La fin de la carrière des Aston Martin DP214 se fera par des engagements à titres privés lors de courses sprint, notamment via l’écurie de John Dawnay au cours de l’année 1964. Deux autos sont engagées aux 2000 km de Daytona pour les équipages Brian Hetreed/Chris Kerrison (châssis 195) et Mike Salmon/Roy Salvadori (châssis 0194). Les deux voitures abandonneront sans avoir vraiment menacé les vainqueurs Pedro Rodriguez et Phil Hill sur Ferrari 250 GTO (NART).

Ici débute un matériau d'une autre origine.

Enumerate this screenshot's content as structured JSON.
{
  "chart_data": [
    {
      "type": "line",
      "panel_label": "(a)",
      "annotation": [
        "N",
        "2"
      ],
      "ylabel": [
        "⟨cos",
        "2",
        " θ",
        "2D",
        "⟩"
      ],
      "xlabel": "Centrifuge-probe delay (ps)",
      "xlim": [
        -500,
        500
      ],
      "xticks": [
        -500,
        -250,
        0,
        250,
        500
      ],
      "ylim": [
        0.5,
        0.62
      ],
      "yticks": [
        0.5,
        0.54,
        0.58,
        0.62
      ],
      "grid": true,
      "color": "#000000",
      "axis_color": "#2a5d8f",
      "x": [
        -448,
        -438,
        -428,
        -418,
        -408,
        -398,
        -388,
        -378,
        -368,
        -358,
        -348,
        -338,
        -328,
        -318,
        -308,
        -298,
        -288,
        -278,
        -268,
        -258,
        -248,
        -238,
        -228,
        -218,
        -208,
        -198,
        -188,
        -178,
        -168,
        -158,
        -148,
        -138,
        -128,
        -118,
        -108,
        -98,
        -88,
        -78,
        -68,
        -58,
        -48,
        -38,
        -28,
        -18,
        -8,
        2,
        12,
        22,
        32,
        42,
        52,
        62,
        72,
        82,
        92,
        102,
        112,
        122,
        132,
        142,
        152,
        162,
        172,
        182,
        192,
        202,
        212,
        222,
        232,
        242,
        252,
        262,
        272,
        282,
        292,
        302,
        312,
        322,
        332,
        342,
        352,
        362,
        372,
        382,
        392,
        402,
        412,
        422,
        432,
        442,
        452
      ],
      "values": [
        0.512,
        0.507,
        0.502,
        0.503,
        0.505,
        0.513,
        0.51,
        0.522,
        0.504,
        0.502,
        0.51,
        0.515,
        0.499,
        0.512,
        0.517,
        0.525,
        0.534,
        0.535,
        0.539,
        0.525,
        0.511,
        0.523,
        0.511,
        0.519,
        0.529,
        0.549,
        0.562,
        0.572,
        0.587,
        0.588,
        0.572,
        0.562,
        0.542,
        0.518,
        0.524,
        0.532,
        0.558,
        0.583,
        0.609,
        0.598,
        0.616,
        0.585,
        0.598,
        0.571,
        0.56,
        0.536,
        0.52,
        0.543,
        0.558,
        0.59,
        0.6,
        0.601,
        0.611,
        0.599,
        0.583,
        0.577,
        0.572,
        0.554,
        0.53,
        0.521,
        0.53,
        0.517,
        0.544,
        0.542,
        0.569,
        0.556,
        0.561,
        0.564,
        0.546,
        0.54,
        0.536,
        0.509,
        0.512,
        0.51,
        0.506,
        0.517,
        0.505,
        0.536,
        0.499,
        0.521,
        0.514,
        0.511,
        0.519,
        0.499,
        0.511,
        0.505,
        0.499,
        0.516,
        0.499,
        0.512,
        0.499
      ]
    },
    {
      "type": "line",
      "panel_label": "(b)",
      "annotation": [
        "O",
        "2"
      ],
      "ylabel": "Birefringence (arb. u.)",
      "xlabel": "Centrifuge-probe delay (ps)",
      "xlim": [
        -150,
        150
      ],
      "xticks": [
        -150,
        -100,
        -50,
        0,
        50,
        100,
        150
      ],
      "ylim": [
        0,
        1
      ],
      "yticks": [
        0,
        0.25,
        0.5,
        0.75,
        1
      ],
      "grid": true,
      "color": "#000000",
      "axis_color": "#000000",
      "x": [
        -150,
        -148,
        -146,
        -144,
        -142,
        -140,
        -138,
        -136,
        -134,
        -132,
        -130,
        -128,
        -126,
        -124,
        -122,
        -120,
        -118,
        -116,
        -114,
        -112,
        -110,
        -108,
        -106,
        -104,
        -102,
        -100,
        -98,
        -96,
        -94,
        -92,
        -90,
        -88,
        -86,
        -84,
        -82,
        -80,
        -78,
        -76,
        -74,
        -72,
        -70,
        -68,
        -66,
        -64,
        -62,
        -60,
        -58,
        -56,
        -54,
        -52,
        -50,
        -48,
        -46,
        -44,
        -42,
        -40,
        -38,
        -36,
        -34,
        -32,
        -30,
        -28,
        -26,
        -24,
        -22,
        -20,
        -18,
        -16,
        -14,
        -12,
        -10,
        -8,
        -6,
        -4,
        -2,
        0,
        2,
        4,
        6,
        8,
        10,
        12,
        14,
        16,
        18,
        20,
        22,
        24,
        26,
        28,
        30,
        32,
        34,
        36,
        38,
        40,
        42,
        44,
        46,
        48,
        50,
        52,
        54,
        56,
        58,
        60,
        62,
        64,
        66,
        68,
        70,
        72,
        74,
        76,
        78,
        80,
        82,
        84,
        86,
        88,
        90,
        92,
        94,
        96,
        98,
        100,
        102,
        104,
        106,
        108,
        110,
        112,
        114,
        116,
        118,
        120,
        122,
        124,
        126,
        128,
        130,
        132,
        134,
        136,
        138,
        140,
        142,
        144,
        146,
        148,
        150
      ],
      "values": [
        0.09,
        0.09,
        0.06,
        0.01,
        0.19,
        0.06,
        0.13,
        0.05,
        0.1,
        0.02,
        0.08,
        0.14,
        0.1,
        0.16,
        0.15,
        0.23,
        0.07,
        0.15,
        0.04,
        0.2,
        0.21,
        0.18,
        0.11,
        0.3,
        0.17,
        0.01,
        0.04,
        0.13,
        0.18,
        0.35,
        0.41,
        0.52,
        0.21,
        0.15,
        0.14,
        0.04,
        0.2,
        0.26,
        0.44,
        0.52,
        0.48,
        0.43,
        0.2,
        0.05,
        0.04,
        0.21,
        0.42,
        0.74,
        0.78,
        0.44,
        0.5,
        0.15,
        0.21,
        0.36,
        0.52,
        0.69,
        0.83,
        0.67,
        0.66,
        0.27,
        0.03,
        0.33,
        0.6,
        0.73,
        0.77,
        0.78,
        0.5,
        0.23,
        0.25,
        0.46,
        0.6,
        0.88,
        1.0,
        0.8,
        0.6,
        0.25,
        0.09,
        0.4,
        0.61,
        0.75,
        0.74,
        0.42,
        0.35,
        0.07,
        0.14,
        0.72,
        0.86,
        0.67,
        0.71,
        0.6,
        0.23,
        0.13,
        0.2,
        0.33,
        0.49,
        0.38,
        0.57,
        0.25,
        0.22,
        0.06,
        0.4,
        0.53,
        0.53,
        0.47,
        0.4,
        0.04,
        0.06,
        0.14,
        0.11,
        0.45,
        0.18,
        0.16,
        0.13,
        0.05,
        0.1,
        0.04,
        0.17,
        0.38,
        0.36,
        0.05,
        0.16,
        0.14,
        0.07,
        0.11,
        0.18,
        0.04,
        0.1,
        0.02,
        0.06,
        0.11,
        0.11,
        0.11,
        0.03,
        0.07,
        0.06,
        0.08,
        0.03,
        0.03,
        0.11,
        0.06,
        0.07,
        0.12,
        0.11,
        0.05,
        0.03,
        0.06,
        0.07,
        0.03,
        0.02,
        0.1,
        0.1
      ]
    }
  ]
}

Aux 500 Km de Spa-Francorchamps, Mike Salmon et Brian Hetreed abandonnent sur problèmes mécaniques avant qu’un drame vienne endeuiller la carrière d’une auto au potentiel jamais totalement révélé. Lors des essais des 1000 km du Nürburgring, Brian Hetreed, propriétaire et pilote du châssis 0195, perdra le contrôle de sa voiture dans le virage de Bergwerk et se tuera dans l’accident. Enfin, Michael Salmon engage une voiture aux 24 Heures du Mans et la pilote aux côtés de Peter Sutcliffe. Après 17 h 45 d’une course honorable, l’équipage de l’Aston Martin DP214 n°18 sera disqualifié pour un remplissage d’huile non-autorisé.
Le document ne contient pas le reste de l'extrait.